Para nadie resulta un secreto que México destaca como un país de escasos lectores. Existe un agudo desinterés de la población por la literatura. Al menos parte de esa indiferencia encuentra su raíz en el satisfecho elitismo promovido por los grupos que han marcado línea en las letras nacionales. Como observa Alberto Chimal:
“Es posible que parte de la culpa la tenga la cultura literaria mexicana del siglo pasado –que en buena medida sigue vigente hoy–, pues en aquel tiempo muchos escritores fijaron el ideal de su oficio lejos de los lectores: por rechazar el mercantilismo, o bien por esnobismo, o bien por tener más interés en cultivar la cercanía por el poder político, lo importante para ellos no era llegar a grandes poblaciones sino a unas pocas personas `importantes’”.
De acuerdo con ese elitismo el escritor debía buscar el reconocimiento de sus pares, no el de la gente común y corriente.

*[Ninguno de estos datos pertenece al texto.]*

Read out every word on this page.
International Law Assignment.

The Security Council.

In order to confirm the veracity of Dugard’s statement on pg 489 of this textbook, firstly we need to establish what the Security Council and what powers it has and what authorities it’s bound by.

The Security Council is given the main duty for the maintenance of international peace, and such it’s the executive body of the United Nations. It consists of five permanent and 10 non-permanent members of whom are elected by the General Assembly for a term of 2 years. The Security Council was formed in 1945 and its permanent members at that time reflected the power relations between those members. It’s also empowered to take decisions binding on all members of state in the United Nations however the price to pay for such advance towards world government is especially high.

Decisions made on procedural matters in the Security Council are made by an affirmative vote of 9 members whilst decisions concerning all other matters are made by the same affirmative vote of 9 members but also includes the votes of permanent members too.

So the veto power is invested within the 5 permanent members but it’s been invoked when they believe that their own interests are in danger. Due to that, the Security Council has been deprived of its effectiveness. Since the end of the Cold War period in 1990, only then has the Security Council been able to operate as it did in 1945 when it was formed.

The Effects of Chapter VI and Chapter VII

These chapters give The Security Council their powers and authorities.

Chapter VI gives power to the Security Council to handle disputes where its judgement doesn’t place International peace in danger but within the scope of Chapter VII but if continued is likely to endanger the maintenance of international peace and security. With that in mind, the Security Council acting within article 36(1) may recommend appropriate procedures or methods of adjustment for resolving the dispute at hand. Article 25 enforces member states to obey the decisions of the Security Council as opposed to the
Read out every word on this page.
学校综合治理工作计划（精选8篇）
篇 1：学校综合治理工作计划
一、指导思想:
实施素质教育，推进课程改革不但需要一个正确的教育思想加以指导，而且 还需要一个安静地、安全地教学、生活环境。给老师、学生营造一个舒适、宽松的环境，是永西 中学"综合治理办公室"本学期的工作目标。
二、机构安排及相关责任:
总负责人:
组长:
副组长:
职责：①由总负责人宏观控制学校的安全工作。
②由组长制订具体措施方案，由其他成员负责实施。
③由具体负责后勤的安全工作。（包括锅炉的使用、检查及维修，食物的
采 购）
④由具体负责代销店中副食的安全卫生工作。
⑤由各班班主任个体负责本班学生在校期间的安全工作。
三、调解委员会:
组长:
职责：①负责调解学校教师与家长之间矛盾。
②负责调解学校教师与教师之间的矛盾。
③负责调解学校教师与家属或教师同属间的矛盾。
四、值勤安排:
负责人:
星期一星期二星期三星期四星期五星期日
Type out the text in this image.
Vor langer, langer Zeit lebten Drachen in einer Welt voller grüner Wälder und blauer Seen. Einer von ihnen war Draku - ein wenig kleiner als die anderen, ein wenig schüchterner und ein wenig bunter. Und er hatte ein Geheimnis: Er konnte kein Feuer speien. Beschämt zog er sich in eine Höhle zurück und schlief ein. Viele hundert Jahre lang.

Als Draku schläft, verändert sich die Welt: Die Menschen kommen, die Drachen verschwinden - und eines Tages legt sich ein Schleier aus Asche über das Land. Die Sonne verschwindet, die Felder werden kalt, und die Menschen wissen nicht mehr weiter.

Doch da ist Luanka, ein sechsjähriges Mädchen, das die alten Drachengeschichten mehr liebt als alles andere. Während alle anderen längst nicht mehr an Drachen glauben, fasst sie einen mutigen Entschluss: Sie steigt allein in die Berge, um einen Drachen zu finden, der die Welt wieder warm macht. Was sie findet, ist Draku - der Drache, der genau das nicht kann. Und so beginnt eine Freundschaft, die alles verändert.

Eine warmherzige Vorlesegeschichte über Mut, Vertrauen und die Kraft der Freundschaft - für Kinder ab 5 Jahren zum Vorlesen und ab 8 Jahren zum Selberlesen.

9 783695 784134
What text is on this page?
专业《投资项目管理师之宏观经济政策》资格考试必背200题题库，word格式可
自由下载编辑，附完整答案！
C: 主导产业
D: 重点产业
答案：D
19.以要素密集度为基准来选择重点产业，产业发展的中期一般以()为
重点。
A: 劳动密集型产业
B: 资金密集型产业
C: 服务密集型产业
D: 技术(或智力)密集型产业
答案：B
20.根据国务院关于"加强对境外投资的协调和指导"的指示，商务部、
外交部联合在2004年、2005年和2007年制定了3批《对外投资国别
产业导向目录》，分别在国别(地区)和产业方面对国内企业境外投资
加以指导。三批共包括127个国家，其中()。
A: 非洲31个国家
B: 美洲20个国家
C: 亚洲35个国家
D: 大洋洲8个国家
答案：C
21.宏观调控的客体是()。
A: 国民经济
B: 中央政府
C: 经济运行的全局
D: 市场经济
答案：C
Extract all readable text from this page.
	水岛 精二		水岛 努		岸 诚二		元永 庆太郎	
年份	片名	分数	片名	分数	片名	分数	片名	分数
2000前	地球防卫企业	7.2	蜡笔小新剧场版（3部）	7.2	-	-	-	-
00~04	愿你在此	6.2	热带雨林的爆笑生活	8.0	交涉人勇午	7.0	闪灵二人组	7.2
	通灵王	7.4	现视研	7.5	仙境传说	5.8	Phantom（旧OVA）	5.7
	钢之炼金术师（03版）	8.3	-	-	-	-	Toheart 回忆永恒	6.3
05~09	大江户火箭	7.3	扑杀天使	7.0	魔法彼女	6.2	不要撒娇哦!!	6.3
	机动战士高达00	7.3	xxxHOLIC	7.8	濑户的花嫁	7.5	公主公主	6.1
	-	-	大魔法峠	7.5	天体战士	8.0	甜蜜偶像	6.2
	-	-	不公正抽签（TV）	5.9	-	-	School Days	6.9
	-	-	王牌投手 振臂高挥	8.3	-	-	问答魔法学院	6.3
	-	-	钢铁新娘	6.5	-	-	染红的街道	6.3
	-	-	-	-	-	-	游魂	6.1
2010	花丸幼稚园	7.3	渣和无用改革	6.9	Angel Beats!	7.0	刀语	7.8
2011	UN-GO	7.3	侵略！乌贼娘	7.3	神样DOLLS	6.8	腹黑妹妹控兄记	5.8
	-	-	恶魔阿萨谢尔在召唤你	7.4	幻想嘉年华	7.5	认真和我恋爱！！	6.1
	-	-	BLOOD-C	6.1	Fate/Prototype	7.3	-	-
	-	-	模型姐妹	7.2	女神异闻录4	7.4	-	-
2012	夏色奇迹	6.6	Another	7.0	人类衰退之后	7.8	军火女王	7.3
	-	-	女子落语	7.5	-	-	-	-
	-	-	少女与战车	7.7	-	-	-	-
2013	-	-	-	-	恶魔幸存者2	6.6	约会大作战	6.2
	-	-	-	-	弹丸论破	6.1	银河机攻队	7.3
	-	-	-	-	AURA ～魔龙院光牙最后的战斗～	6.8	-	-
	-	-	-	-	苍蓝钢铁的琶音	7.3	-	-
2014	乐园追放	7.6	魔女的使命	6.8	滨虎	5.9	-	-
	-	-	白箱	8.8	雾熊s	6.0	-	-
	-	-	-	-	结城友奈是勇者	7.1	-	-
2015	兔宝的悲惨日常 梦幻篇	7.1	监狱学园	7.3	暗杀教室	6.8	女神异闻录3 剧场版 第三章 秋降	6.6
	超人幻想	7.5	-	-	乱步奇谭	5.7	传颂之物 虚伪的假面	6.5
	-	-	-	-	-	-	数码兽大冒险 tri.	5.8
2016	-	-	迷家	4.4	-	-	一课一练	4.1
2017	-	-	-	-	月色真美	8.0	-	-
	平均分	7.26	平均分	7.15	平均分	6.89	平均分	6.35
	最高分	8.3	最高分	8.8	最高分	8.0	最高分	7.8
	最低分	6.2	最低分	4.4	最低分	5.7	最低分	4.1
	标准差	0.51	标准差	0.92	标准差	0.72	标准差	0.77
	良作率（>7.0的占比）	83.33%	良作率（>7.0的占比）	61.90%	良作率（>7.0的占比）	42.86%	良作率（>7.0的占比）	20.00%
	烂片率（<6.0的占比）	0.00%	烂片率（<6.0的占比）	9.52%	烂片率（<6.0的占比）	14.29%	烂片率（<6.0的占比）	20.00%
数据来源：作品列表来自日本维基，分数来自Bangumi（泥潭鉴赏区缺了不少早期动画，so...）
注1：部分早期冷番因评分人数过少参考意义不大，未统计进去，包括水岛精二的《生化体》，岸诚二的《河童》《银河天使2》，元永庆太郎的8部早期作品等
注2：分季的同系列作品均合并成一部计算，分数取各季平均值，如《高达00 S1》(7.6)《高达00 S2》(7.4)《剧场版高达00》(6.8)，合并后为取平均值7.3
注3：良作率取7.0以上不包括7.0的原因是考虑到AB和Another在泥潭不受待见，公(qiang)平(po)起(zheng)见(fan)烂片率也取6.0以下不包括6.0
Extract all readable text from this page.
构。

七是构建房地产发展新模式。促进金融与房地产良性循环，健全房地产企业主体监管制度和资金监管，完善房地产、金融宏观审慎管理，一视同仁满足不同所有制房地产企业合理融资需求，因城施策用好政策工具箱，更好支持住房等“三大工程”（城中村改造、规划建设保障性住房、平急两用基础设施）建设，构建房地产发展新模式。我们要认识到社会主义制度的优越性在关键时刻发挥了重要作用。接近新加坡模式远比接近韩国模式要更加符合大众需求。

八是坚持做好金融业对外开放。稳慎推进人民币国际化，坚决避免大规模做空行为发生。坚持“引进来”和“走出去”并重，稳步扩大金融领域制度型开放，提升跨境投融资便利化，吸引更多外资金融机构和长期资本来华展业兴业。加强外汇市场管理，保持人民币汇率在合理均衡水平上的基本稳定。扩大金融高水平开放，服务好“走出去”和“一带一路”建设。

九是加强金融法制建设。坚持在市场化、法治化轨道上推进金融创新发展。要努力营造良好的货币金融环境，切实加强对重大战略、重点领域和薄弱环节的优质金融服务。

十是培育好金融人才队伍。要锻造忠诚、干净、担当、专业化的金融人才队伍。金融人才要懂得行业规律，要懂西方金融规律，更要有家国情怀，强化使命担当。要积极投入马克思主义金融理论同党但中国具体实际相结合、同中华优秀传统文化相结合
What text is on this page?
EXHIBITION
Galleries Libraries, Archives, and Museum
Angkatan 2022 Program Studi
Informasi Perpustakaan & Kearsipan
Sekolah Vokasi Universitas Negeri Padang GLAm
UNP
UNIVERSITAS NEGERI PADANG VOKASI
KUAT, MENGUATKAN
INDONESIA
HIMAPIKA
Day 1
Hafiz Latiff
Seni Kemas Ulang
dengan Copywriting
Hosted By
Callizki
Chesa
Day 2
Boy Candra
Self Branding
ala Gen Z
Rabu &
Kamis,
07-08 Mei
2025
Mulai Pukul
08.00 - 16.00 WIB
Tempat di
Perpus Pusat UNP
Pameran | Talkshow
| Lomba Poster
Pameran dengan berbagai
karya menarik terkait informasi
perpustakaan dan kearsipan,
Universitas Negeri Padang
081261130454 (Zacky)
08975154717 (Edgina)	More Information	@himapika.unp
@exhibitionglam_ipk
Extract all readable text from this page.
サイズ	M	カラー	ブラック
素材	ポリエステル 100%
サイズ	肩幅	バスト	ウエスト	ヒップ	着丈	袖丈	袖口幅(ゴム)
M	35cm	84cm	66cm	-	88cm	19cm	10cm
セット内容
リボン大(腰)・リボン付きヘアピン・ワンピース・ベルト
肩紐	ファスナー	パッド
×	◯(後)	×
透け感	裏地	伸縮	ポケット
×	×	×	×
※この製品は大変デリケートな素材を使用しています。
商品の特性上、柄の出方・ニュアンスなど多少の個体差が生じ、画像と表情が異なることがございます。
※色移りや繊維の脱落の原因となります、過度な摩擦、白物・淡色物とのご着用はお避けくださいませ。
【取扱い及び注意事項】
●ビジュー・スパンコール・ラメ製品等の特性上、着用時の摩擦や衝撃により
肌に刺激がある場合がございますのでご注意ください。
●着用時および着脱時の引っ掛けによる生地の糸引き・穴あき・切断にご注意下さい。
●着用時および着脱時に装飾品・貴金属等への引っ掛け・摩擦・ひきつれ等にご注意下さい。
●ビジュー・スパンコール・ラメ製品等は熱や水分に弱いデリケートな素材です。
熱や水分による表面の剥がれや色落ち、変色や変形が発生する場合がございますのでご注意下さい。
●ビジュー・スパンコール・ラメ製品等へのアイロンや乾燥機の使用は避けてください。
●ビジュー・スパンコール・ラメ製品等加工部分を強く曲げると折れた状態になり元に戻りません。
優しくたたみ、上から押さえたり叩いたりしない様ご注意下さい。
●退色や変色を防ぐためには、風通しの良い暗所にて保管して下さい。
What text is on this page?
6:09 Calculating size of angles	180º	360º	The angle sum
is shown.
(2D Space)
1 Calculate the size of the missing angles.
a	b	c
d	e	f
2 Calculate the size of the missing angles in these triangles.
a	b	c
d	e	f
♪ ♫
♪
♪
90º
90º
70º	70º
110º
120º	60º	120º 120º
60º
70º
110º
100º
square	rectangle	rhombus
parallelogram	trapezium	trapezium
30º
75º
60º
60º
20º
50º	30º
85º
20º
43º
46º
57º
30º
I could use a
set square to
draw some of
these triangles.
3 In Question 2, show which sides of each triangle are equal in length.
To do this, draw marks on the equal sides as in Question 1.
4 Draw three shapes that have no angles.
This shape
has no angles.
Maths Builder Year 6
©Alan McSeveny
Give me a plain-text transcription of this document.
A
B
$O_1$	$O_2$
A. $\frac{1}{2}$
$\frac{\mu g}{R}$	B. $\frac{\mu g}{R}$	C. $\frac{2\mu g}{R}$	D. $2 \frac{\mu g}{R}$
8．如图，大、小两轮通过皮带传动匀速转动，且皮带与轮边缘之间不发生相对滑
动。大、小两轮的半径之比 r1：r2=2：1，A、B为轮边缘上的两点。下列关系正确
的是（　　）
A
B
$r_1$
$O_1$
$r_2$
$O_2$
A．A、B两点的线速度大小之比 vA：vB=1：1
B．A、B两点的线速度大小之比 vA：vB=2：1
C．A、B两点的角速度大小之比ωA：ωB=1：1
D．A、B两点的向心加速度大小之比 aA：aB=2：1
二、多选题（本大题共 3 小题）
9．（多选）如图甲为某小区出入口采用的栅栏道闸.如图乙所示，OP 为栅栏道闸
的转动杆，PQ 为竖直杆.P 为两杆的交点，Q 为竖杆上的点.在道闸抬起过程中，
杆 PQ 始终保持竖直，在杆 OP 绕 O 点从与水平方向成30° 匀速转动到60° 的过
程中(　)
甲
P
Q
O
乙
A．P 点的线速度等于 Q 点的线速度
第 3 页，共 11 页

“Octavio Paz –sigue Chimal– elogiaba `el reconocimiento de los entendidos, que es el que de veras cuenta´. Incluso, la ruta a seguir para muchos que han venido después sigue siendo la que lleva, como escribió el poeta y ensayista Armando González Torres, a `dejar de escribir y empezar a mandar´: la actividad literaria como antesala del propio poder”.
Quien escribe para sí mismo no piensa en los lectores. Sencillamente habla consigo mismo. Si más tarde alguien se descubre interesado por esa plática solitaria es por añadidura. Abundan, sin embargo, quienes convencidos de que escriben para sí mismos no resultan indiferentes ante los comentarios que sus textos provocan en los demás. De hecho no conozco a nadie a quien no le concierna el efecto que su trabajo literario produce en sus lectores. Pero no dudo que existan escritores preñados por un divino desinterés. Seguro en el Tíbet y el Monte Carmelo. No obstante incluso San Juan de la Cruz escribe para alguien, a saber, para quienes se proponen seguir el camino espiritual que él ha seguido.
En el estrecho imaginario que gobierna el establecimiento cultural mexicano, lo contrario a la práctica monacal de la literatura es el best seller; ese que por fuerza deja de lado cualquier operación espiritual genuina. Acaso sin proponérselo, el ejercicio elitista de la literatura ahonda la división existente entre el mundo material y el mundo espiritual. Una división medieval, pero el anacronismo no constituye el peor defecto de ese solipsismo aristocrático de los letrados. Lejos de ampliar los espacios para la auténtica realización humana en el mundo que vivimos, la literatura exclusiva para entendidos los acorta y pervierte. Los acorta, obvio, porque se asume y promueve como arte para unos cuantos. Y los pervierte porque fija una falsa identificación entre calidad y arrogancia, entre alta poesía y desdén metódico a quienes no la comprenden. Los corrompe, además, porque desembaraza a los autores de la responsabilidad de crear nuevos públicos y ancla su sobrevivencia económica a la influencia política que consigan ejercer en el ágora. Obsérvese aquí que no resulta necesario ser un intelectual orgánico para ser un intelectual influyente. Poco importa si, paradójicamente, no se puede encontrar en México un intelectual que no cumpla una función orgánica para el régimen o, en su caso, para los políticos detractores del régimen. Quiéranlo o no, los intelectuales con influencia política acaban sirviendo a los políticos de uno u otro bando aunque se convenzan a sí mismos que los anima un genuino interés ciudadano.
Con todo, la literatura de escritores para escritores no integra necesariamente una gimnasia pervertida. No, no es una cosa del demonio. Quizá a algunos de sus practicantes les encante sentirse un poco o muy endemoniados, pero hace tiempo que no hay nada diabólico en ella. La perversión radica en otra parte. En la necedad que ubica la literatura para pocos como la única vía no despreciable para un escritor que ama la literatura. En la chata torcedura que ningunea a los autores de género y echa a pelear la diversión y las letras. En el dogma puritano que decreta que la única literatura apreciable es la que consumen los espíritus selectos, nunca la que resulta accesible para el gran público. La pregunta no es, entonces, ¿literatura para pocos o para muchos? pues la respuesta es literatura para pocos y para muchos.